Люкке встала незадолго до шести часов и отправила сообщение, попросила Кайю сесть на автобус из Восса в десять пятнадцать, выйти в Стуресвингене и ждать там. Это была расплывчатая инструкция, и оставалось не так много времени, и все же не прошло и двух минут, как пришел ответ: «Ок, увидимся».

И вот теперь они наконец встретятся. Поначалу она спрячется за магазинчиком, так, чтобы Кайя оказалась в некотором замешательстве, чтобы произвести впечатление, а потом она выйдет и приблизится к ней, и слова… она была уверена, что ей удастся подобрать слова, и вот тогда-то все и начнется, она чувствует, что именно сейчас все и начинается.

%

Весь обратный путь на машине в тюрьму он притворяется, что спит. Иван сидит в одиночестве на заднем сиденье, откинув голову на подголовник, и дремлет с полуоткрытым ртом, ему кажется, что именно так он выглядит, когда спит по-настоящему. От сидений едва уловимо пахнет кожей. Полицейский сидит за рулем черного «пассата» модели 2013 года, так что они вряд ли считают его опасным, раз выбрали гражданский автомобиль. Они и наручники на него не надели. Может быть, это из-за Сольвейг Хелене. Когда пришла пора ехать, она обняла его. Между ними — ее живот, Иван склонился к ней, он переживал о том, чтобы не побеспокоить малыша в животе, но Сольвейг Хелене притянула его к себе и крепко прижала. «Береги себя теперь», — шепнула она, дыша ему в ухо. Один из полицейских нажал кнопку на автомобильном брелоке, другой смущенно смотрел в окно, переминаясь с ноги на ногу, а когда они уже размыкали объятия и Сольвейг Хелене отпустила его плечи, Иван почувствовал какое-то движение между ними, отчетливый толчок из-под медицинского халата, пришедшийся ему под ребро.

Во время обеих переправ на пароме они остаются сидеть в машине. Палуба под ними слегка покачивается от мелкой зыби. На последней переправе один из полицейских идет купить кофе, вернувшись, он говорит: «Стедье написал, они должны поехать в Арнафьорд, кто-то вломился в дачный дом». А второй дует на кофе в бумажном стаканчике и кивает: «Да-да, сейчас как раз начинаются дачные кражи».

Им машут на берегу в Вангснесе, и голова Ивана качается в такт движениям автомобиля, в шее тянет, когда голова сползает на одну сторону, к окну слева.

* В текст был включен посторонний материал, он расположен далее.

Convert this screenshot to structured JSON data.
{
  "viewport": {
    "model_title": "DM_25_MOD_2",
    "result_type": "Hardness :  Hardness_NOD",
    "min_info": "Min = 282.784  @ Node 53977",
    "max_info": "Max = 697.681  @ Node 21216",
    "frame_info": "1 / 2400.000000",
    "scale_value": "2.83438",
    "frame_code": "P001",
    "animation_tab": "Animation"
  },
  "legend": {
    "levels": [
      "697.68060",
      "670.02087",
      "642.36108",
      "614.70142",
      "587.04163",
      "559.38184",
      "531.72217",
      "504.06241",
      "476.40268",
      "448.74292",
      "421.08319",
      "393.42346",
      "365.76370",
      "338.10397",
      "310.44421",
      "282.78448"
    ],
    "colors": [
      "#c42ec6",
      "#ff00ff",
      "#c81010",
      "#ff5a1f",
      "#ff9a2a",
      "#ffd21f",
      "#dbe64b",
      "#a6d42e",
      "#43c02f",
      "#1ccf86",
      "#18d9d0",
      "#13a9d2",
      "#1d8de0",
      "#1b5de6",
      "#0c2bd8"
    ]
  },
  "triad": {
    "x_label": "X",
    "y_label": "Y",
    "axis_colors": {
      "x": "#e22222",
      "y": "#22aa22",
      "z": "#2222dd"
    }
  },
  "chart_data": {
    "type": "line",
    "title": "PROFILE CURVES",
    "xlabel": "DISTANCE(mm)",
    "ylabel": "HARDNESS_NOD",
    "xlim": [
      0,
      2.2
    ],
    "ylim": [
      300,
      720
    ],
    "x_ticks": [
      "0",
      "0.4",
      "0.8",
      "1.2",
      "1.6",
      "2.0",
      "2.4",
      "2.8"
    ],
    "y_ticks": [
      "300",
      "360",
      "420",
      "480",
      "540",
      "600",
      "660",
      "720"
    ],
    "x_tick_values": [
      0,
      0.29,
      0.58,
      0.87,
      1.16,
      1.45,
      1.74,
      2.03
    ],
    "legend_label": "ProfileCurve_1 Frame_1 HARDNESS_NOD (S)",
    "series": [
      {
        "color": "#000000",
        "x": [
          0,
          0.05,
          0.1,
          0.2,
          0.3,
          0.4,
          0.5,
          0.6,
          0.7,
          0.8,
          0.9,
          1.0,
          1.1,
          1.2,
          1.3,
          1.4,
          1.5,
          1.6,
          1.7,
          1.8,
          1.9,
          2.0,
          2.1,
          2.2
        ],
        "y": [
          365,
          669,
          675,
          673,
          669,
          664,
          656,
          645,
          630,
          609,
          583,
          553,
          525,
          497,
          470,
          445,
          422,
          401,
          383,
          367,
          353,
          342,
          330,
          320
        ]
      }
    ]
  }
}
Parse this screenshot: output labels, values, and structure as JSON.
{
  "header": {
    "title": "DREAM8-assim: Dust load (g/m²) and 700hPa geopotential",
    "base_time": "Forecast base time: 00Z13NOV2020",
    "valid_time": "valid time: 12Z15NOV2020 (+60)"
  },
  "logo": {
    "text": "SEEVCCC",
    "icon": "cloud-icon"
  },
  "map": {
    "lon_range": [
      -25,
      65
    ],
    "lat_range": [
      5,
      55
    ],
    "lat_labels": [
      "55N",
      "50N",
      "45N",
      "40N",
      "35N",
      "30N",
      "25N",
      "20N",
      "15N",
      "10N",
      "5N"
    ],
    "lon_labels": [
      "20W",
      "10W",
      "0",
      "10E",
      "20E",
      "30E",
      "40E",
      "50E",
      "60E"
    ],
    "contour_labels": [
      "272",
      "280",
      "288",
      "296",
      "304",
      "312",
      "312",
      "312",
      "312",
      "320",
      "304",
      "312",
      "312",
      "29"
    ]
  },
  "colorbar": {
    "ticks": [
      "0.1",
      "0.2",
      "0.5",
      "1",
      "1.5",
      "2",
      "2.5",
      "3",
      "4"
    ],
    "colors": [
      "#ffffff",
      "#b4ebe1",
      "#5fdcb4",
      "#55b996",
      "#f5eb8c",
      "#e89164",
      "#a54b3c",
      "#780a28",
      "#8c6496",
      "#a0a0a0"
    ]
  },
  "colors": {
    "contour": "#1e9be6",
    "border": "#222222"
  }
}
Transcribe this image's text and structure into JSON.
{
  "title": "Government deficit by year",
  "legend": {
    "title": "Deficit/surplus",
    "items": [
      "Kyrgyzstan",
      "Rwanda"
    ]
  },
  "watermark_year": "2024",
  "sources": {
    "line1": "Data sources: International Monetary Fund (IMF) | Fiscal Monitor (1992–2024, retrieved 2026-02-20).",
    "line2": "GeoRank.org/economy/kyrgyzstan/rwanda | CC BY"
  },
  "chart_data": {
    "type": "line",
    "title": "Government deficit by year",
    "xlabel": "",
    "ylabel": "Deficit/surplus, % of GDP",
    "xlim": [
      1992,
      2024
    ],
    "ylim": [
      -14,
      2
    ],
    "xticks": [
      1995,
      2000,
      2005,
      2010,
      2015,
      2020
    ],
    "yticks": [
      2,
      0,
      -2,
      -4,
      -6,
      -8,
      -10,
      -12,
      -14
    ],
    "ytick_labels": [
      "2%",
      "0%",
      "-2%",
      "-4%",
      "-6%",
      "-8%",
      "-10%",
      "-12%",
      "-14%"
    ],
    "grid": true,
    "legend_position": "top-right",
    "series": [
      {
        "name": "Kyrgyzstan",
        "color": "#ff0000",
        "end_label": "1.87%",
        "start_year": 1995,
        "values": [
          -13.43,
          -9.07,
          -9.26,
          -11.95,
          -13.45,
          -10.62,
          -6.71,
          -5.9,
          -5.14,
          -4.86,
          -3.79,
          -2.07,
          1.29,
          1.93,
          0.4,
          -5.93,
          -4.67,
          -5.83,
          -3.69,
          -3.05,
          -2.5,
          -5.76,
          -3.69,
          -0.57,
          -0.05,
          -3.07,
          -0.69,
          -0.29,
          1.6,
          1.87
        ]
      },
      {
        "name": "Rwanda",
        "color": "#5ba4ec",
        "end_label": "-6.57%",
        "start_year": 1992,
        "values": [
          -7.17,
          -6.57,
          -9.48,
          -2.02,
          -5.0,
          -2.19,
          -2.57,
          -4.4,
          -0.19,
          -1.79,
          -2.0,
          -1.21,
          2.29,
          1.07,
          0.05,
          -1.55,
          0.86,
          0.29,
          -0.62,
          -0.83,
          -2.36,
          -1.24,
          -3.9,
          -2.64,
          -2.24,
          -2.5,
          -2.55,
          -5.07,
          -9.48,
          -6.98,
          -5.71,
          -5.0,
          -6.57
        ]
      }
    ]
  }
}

Через тонкую щелочку, такую узкую, что глаза почти прикрыты веками, он едва различает пристань. «Вот здесь взорвалось», — говорит полицейский за рулем и кивает на дорогу перед собой. «Это же фургон был?» — уточняет другой, отрывая взгляд от экрана мобильного телефона, который он держит в руке. Полицейский, что ведет машину, кивает. «Туристы, — объясняет он. — Просто повезло, что так легко отделались, хотя что-то там с подушкой безопасности случилось». — «Она что, не сработала?» — спрашивает второй. А первый с легкой ухмылкой поясняет: «Она была выключена. Наверное, в прошлую поездку на этом сиденье ребенка везли». Они проезжают по пристани, минуют ряд ожидающих своей очереди автомобилей, которые собираются заехать на паром, и на какое-то мгновение Иван возвращается в тот день: взрыв, боль, темнота, плотная пелена дыма, кажется, что невозможно дышать. А потом раздается резкий стук под ними. «Какого черта там было», — говорит полицейский, сидящий за рулем, а второй, вернувшись взглядом к экрану мобильного: «Это что, камень был или что-то вроде того?» Волосы у него на затылке начали редеть, даже из-под ресниц Иван видит это вполне отчетливо — как полицейский пытается зачесать волосы на лысину, чтобы замаскировать ее.